The failure was announced by Russia's spaceflight group, Roskosmos, which revealed that the craft encountered a problem during its attempt to enter a pre-landing orbit. The Luna-25 spacecraft, originally scheduled to touch down on Monday, veered out of control and ultimately crashed into the moon at approximately 12:00 GMT on Saturday.
In a statement, Roskosmos acknowledged the unexpected turn of events, stating, "The apparatus moved into an unpredictable orbit and ceased to exist as a result of a collision with the surface of the Moon." As a response to the failure, a commission has been established to investigate the cause behind the incident. This mission marked Russia's first journey to lunar orbit since 1976.
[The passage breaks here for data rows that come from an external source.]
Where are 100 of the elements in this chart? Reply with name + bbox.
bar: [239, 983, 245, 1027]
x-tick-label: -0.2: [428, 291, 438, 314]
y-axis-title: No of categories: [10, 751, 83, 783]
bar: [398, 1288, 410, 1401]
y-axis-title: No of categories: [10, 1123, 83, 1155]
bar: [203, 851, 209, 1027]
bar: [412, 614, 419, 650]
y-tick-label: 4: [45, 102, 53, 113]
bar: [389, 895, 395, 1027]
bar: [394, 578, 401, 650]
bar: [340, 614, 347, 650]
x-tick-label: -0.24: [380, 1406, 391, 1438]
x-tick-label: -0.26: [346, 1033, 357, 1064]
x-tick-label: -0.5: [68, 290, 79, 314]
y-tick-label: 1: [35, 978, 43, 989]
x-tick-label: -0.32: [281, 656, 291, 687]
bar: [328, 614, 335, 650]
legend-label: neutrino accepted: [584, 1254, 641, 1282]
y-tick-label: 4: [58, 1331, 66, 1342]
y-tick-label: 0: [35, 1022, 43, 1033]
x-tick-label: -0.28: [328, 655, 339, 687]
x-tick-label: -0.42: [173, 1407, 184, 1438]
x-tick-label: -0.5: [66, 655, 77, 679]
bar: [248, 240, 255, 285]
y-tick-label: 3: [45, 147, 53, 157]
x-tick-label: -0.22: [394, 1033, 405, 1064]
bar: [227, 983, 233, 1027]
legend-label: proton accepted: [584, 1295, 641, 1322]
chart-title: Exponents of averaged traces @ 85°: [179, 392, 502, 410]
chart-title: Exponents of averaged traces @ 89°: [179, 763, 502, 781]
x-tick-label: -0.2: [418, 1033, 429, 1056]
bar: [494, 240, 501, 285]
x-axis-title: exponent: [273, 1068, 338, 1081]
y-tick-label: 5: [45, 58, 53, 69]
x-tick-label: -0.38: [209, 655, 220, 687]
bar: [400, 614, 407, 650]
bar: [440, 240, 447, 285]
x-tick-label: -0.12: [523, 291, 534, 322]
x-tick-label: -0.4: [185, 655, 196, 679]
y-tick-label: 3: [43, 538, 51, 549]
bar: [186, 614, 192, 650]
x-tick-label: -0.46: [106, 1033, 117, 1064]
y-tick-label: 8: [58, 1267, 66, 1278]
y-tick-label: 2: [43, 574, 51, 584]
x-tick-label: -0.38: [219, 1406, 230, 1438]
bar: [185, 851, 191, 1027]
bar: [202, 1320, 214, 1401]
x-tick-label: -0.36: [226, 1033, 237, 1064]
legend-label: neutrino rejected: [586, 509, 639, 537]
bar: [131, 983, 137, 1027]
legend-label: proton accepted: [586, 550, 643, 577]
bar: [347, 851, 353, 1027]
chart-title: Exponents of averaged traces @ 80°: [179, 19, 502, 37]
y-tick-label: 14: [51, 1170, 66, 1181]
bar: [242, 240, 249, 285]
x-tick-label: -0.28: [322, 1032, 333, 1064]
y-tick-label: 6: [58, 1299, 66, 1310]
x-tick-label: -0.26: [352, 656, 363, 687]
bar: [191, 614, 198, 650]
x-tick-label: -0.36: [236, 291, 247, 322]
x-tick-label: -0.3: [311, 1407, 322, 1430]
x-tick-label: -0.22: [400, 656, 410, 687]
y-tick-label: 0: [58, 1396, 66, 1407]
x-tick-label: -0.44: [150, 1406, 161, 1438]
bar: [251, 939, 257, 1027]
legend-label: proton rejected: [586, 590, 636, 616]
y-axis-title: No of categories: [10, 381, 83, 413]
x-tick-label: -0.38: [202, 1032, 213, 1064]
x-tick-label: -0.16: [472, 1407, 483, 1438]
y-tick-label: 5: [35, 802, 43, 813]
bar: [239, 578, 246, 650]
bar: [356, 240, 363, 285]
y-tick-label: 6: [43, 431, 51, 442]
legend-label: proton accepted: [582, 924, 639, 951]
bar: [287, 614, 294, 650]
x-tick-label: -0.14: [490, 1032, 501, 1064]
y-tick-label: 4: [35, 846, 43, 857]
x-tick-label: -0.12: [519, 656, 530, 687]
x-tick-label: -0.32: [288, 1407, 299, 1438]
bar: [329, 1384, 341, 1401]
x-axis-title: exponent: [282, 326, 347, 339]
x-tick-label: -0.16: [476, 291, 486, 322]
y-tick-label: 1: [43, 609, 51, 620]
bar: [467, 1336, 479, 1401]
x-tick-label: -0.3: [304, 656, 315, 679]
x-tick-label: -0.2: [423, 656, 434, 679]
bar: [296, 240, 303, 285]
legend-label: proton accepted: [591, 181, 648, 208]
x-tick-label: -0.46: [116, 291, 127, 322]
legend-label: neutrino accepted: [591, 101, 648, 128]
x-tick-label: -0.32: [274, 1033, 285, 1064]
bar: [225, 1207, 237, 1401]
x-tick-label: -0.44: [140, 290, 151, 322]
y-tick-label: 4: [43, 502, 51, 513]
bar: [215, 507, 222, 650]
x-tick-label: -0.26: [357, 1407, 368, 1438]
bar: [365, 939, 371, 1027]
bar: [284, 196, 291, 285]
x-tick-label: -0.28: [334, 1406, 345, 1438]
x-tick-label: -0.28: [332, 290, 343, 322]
While the primary objective of the Luna-25 probe was to search for frozen water on the lunar surface, the mission held significant political implications for the Russian government. Russian space analyst Vitaly Egorov previously emphasized the mission's broader purpose, stating, "Study of the moon is not the goal... The goal is political competition between two superpowers — China and the USA — and a number of other countries which also want to claim the title of space superpower."
The Luna-25 mission aimed to achieve a historic landing at the moon's south pole, an area where scientists have long speculated the presence of frozen water. However, the failure of this mission highlights the decline of Russia's space program since the Cold War era, when it rivaled America's NASA.
Notably, Russia was the first nation to launch a satellite into Earth's orbit with Sputnik-1 in 1957 and subsequently sent the first human, cosmonaut Yuri Gagarin, into space in 1961.